Case Study: E-Commerce Platform

Problem:

  • OOM during peak sales due to heap leaks in product catalog service.

Solution:

  • Analyzed heap dump, found unbounded HashMap retaining references.
  • Fixed caching strategy with eviction policy.
  • Increased -Xmx and applied G1 GC.

Result:

  • Stable SLA compliance during load spikes.

Pitfalls in Handling OOM

  • Blindly increasing heap size.
  • Ignoring native memory leaks.
  • Relying only on GC logs without heap dump analysis.
  • Not testing under production-like load.

Best Practices

  • Always enable HeapDumpOnOutOfMemoryError.
  • Set reasonable Xmx aligned with container limits.
  • Monitor direct memory usage in NIO apps.
  • Apply memory leak detection tools regularly.
  • Automate alerts for high GC and memory pressure.

JVM Version Tracker

  • Java 8: CMS common, OOM in PermGen replaced by Metaspace.
  • Java 11: G1 default, better GC overhead handling.
  • Java 17: ZGC/Shenandoah → reduced OOM from GC pressure.
  • Java 21+: NUMA-aware GC, smaller object headers via Lilliput.

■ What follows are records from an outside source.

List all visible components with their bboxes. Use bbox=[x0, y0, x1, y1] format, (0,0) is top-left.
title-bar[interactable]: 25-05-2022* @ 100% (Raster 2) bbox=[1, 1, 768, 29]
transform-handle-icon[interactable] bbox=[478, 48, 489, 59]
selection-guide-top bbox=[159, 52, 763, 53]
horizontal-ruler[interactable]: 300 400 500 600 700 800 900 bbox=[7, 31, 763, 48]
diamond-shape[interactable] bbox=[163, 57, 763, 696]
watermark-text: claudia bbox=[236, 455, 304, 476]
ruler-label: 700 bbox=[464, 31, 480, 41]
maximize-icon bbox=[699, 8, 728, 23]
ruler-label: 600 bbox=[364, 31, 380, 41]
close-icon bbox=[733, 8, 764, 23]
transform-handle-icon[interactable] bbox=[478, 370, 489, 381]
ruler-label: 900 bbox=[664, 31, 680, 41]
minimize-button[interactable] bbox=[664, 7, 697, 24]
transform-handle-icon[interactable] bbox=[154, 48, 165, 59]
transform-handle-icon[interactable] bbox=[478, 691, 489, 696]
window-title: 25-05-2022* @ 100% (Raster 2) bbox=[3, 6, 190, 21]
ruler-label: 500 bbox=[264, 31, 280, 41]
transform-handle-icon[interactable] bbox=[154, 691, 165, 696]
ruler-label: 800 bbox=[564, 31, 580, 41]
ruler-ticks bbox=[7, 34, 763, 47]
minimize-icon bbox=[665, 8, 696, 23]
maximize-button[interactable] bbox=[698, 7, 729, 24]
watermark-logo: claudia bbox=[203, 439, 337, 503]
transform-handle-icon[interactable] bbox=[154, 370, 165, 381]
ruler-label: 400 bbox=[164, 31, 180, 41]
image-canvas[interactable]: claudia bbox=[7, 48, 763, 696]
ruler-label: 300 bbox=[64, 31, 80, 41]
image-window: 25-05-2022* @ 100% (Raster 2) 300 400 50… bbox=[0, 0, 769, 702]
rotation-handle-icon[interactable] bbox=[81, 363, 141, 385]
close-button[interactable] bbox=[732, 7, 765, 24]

Conclusion & Key Takeaways

  • OOM is not always a heap size problem; it can occur in metaspace, direct memory, or threads.
  • Fix requires heap dumps, GC logs, and metrics correlation.
  • Use leak detection, GC tuning, and resource management proactively.
  • Treat OOM handling as part of DevOps observability.

FAQ

1. What is the JVM memory model and why does it matter?
It ensures thread safety and defines allocation rules, affecting GC and OOM.

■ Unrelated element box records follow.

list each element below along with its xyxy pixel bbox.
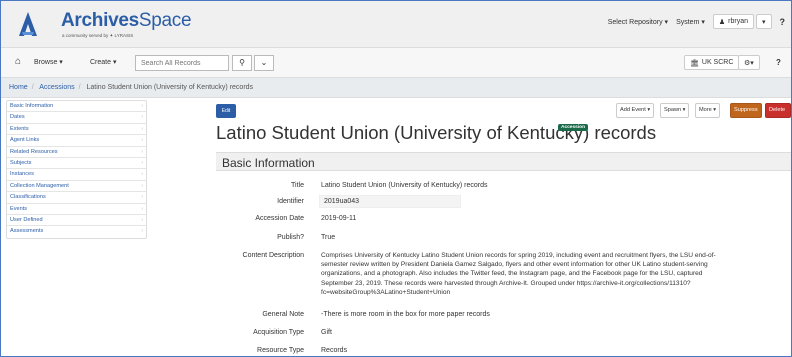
chevron-right-icon: › xyxy=(141,114,143,121)
chevron-right-icon: › xyxy=(141,171,143,178)
delete-button[interactable]: Delete xyxy=(765,103,791,118)
chevron-right-icon: › xyxy=(141,103,143,109)
chevron-right-icon: › xyxy=(141,148,143,155)
sidebar-item-subjects[interactable]: Subjects › xyxy=(7,158,146,170)
brand-name[interactable]: ArchivesSpace xyxy=(61,10,192,32)
sidebar-item-basic-information[interactable]: Basic Information › xyxy=(7,101,146,113)
main-nav: ⌂ Browse ▾ Create ▾ ⚲ ⌄ 🏛 UK SCRC ⚙ ▾ ? xyxy=(1,48,791,78)
field-value-title: Latino Student Union (University of Kent… xyxy=(321,182,488,189)
field-label-accession-date: Accession Date xyxy=(255,215,304,222)
breadcrumb-current: Latino Student Union (University of Kent… xyxy=(86,84,254,91)
add-event-button[interactable]: Add Event ▾ xyxy=(616,103,655,118)
sidebar-item-events[interactable]: Events › xyxy=(7,204,146,215)
chevron-right-icon: › xyxy=(141,159,143,166)
user-name: rbryan xyxy=(728,18,748,25)
field-label-identifier: Identifier xyxy=(277,198,304,205)
section-heading: Basic Information xyxy=(216,152,791,171)
breadcrumb-home[interactable]: Home xyxy=(9,84,28,91)
field-value-content-description: Comprises University of Kentucky Latino … xyxy=(321,252,716,296)
sidebar-item-classifications[interactable]: Classifications › xyxy=(7,192,146,204)
chevron-right-icon: › xyxy=(141,182,143,189)
field-label-resource-type: Resource Type xyxy=(257,347,304,354)
select-repository-menu[interactable]: Select Repository ▾ xyxy=(608,18,668,26)
chevron-right-icon: › xyxy=(141,137,143,144)
browse-menu[interactable]: Browse ▾ xyxy=(34,58,63,66)
edit-button[interactable]: Edit xyxy=(216,104,236,118)
breadcrumb: Home / Accessions / Latino Student Union (… xyxy=(1,78,791,98)
create-menu[interactable]: Create ▾ xyxy=(90,58,116,66)
field-label-acquisition-type: Acquisition Type xyxy=(253,329,304,336)
sidebar-item-related-resources[interactable]: Related Resources › xyxy=(7,147,146,158)
field-label-content-description: Content Description xyxy=(242,252,304,259)
archivesspace-logo-icon[interactable] xyxy=(18,11,38,37)
more-button[interactable]: More ▾ xyxy=(695,103,721,118)
sidebar-item-collection-management[interactable]: Collection Management › xyxy=(7,181,146,193)
sidebar-item-extents[interactable]: Extents › xyxy=(7,124,146,136)
user-menu-caret[interactable]: ▾ xyxy=(755,14,772,29)
spawn-button[interactable]: Spawn ▾ xyxy=(660,103,690,118)
system-menu[interactable]: System ▾ xyxy=(676,18,705,26)
app-header: ArchivesSpace a community served by ✦ LY… xyxy=(1,1,791,48)
sidebar-item-dates[interactable]: Dates › xyxy=(7,112,146,124)
field-label-title: Title xyxy=(291,182,304,189)
sidebar-item-assessments[interactable]: Assessments › xyxy=(7,226,146,237)
record-sidebar: Basic Information › Dates › Extents › Agent… xyxy=(6,100,147,239)
chevron-right-icon: › xyxy=(141,125,143,132)
suppress-button[interactable]: Suppress xyxy=(730,103,762,118)
tagline: a community served by ✦ LYRASIS xyxy=(62,33,134,38)
user-icon: ♟ xyxy=(718,18,726,26)
chevron-right-icon: › xyxy=(141,194,143,201)
help-icon[interactable]: ? xyxy=(780,17,786,27)
field-value-general-note: -There is more room in the box for more … xyxy=(321,311,490,318)
home-icon[interactable]: ⌂ xyxy=(15,56,21,67)
field-value-resource-type: Records xyxy=(321,347,348,354)
sidebar-item-agent-links[interactable]: Agent Links › xyxy=(7,135,146,147)
settings-menu-button[interactable]: ⚙ ▾ xyxy=(738,55,760,70)
help-icon[interactable]: ? xyxy=(776,58,781,67)
chevron-right-icon: › xyxy=(141,216,143,223)
search-options-button[interactable]: ⌄ xyxy=(254,55,274,71)
institution-icon: 🏛 xyxy=(690,59,699,67)
field-value-acquisition-type: Gift xyxy=(321,329,332,336)
sidebar-item-user-defined[interactable]: User Defined › xyxy=(7,215,146,227)
search-button[interactable]: ⚲ xyxy=(232,55,252,71)
record-type-badge: Accession xyxy=(558,124,588,131)
field-value-accession-date: 2019-09-11 xyxy=(321,215,357,222)
sidebar-item-instances[interactable]: Instances › xyxy=(7,169,146,181)
chevron-right-icon: › xyxy=(141,228,143,235)
chevron-right-icon: › xyxy=(141,205,143,212)
breadcrumb-accessions[interactable]: Accessions xyxy=(39,84,74,91)
search-input[interactable] xyxy=(135,55,229,71)
field-value-identifier: 2019ua043 xyxy=(324,198,360,205)
field-label-publish: Publish? xyxy=(277,234,304,241)
repository-button[interactable]: 🏛 UK SCRC xyxy=(684,55,740,70)
field-label-general-note: General Note xyxy=(262,311,304,318)
record-title: Latino Student Union (University of Kent… xyxy=(216,122,657,143)
user-menu-button[interactable]: ♟ rbryan xyxy=(712,14,754,29)
field-value-publish: True xyxy=(321,234,336,241)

2. How does G1 GC differ from CMS?
G1 is region-based and compacts memory, reducing fragmentation compared to CMS.

3. When should I use ZGC or Shenandoah?
When low-latency memory management is critical (financial or API workloads).

4. What are JVM safepoints and why do they matter?
Safepoints pause threads for GC/JIT tasks; too many pauses worsen OOM scenarios.

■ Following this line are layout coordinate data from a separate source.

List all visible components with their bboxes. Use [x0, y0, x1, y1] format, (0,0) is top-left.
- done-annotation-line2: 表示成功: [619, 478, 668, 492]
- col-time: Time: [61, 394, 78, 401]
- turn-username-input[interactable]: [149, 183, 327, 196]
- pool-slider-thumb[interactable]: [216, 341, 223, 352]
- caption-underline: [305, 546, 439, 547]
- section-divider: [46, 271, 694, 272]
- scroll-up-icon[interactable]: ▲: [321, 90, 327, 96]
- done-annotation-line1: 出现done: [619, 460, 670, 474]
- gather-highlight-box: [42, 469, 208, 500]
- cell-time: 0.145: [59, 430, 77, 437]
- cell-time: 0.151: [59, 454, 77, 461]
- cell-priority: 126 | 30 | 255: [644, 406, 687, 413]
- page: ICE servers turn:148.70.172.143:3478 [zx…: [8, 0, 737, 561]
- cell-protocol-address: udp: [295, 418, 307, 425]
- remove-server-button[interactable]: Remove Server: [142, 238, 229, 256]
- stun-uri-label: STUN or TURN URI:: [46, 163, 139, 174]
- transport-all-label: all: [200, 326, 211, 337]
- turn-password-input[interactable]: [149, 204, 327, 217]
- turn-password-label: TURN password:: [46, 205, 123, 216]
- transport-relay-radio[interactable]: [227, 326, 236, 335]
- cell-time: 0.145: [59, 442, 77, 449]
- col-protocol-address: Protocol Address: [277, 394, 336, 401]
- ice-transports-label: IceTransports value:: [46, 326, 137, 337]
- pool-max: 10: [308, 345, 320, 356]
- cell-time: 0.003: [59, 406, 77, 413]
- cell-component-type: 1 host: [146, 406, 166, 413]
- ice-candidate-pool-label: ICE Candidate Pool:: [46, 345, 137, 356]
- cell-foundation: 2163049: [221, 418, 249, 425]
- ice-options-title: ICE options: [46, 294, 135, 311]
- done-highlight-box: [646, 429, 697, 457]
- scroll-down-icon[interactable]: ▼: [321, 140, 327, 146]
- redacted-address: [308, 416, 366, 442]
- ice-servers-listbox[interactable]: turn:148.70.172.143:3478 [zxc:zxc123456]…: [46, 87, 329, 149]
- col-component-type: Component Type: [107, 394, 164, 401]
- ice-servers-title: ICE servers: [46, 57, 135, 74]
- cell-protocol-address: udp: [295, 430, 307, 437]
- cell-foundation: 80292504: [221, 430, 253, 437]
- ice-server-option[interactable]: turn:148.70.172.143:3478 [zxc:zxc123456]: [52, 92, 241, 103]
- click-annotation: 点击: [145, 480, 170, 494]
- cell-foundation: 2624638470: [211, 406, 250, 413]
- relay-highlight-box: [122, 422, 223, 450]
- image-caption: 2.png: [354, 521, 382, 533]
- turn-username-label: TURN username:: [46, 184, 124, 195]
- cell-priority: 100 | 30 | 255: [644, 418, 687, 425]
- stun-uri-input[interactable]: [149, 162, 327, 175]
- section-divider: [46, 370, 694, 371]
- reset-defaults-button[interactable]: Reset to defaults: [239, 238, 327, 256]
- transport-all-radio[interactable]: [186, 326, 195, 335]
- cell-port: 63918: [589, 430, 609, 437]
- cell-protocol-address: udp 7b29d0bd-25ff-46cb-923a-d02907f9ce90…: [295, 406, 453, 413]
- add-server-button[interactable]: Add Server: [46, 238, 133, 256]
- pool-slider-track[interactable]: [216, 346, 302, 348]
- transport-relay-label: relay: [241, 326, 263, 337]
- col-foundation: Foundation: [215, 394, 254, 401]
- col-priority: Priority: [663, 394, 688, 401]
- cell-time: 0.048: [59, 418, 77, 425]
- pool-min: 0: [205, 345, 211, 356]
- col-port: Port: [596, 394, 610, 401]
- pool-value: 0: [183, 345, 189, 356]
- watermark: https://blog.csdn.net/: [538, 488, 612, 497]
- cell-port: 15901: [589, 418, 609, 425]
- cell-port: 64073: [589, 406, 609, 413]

5. How do I solve OutOfMemoryError in production?
Collect heap dumps, analyze leaks, tune GC, right-size memory, and monitor.

6. What are the trade-offs of throughput vs latency tuning?
Throughput tuning may allow longer pauses, latency tuning prioritizes responsiveness.

7. How do I read and interpret GC logs?
Look at pause times, heap before/after GC, and promotion failures.

8. How does JIT compilation optimize performance?
By removing unnecessary allocations and reducing memory churn.

9. What’s the future of GC in Java (Project Lilliput)?
Smaller object headers reduce memory footprint, lowering OOM probability.

10. How does GC differ in microservices/cloud vs monoliths?
Microservices need smaller, predictable heaps; monoliths often prioritize throughput.